Insurance News

Mercer Issues Employer Survey on Health Coverage

Posted on: August 5, 2011

Employers continue to say they plan to keep offering health care coverage to their workers, even after all of the provisions of the federal health care law take effect in 2014, according to a new survey by the benefits consultant Mercer. The new law has already succeeded in modestly expanding coverage, the survey found.

Since the law’s passage a little more than a year ago, enrollment in employers’ health plans climbed by about 2 percent, on average, as a result of the new requirement that companies had to offer coverage to their workers’ dependent children up to age 26, according to the Mercer survey.

The employers say they expect enrollment to increase by another 2 percent in 2014 when they are required to automatically enroll new full-time employees into their plans. Mercer surveyed nearly 900 employers last month.

As my colleague, Milt Freudenheim, recently noted,  the question of what exactly the nation’s businesses will do when faced with the full impact of the law’s provisions has been the subject of much political debate. A report by McKinsey & Company, a management consulting firm, set off significant debate, according to the June article, by finding that nearly a third of employers would definitely or probably drop coverage for their workers when provisions of the law took effect in 2014. The McKinsey report’s methodology was questioned and criticized.

And just last week, the Republican-controlled House took up the question of what effect the law would have on employers in a hearing, “Impact of Obamacare on Job Creators and Their Decision to Offer Health Insurance.”

The Mercer survey found no such employer revolt.
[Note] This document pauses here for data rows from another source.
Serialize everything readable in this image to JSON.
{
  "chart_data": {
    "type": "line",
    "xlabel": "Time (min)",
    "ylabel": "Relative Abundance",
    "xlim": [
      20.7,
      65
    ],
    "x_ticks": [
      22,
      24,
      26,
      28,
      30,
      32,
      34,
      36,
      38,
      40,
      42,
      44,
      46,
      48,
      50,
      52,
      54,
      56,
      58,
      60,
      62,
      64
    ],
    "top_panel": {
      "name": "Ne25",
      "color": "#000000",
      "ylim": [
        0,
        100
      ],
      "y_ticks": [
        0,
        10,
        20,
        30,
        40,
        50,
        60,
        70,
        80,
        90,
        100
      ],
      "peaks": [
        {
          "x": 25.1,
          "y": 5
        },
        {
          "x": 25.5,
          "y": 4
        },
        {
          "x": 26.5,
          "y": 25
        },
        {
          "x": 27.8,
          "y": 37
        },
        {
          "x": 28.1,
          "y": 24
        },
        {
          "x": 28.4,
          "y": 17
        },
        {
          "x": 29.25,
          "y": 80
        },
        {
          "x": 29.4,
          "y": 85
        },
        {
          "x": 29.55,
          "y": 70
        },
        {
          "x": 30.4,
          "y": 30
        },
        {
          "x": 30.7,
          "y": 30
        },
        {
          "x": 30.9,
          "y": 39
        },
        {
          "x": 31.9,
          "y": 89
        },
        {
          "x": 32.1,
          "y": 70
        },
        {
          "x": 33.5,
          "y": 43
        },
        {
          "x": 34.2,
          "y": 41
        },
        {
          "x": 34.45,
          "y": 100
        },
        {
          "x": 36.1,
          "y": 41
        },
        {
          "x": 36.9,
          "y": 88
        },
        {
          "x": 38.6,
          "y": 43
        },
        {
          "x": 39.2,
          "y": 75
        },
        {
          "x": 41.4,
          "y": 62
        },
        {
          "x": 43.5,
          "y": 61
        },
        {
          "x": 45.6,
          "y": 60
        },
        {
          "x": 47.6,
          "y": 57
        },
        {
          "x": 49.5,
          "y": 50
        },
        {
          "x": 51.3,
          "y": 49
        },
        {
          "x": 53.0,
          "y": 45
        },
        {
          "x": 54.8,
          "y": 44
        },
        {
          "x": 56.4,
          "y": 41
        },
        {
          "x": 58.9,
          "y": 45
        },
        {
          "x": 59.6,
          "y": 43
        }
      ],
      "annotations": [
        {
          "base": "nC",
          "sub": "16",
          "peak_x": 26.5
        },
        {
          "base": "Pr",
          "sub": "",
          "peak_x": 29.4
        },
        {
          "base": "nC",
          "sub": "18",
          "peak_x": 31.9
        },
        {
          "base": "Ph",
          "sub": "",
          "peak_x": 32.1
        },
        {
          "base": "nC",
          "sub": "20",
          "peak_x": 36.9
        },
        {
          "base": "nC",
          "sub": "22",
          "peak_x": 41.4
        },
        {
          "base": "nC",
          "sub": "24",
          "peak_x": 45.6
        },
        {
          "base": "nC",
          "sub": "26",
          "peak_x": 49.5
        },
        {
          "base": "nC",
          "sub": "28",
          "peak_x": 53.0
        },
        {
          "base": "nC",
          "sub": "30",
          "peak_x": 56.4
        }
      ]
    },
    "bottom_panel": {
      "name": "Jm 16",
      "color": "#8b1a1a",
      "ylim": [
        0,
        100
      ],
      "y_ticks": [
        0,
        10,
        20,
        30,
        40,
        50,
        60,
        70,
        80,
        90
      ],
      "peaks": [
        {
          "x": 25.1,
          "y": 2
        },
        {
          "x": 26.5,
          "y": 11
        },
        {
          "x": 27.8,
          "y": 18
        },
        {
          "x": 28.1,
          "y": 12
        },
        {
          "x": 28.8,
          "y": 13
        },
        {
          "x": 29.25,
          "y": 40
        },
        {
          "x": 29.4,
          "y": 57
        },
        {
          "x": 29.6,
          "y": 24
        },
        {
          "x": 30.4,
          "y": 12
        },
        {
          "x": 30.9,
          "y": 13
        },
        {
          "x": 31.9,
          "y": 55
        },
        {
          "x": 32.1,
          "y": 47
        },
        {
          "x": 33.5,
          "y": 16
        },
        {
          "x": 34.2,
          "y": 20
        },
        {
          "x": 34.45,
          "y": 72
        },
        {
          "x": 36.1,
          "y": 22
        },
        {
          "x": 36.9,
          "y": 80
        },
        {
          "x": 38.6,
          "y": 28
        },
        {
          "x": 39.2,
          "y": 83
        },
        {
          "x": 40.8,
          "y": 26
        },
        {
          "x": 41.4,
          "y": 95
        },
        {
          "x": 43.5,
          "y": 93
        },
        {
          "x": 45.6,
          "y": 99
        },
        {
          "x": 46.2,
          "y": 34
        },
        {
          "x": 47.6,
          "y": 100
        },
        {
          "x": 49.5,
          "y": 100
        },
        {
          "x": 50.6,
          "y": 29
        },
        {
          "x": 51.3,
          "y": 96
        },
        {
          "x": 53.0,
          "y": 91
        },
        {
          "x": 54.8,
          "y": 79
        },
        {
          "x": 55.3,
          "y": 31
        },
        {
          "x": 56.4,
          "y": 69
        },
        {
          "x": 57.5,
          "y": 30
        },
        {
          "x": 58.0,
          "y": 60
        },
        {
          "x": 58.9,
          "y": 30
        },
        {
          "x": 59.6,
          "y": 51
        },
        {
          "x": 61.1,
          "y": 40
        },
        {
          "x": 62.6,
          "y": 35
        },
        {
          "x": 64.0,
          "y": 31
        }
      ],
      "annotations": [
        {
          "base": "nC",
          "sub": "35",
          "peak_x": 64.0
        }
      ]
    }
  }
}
Just 2 percent of those surveyed said they were “very likely” to drop coverage, while only 6 percent said they were “likely” to.

“Employers have spent the past year studying the new law and developing strategies to deal with the increased costs and administrative burdens,” said Beth Umland, director of research for health and benefits at Mercer, in the release. “But they don’t seem to have changed their minds about the value of continuing to offer their employees health coverage.”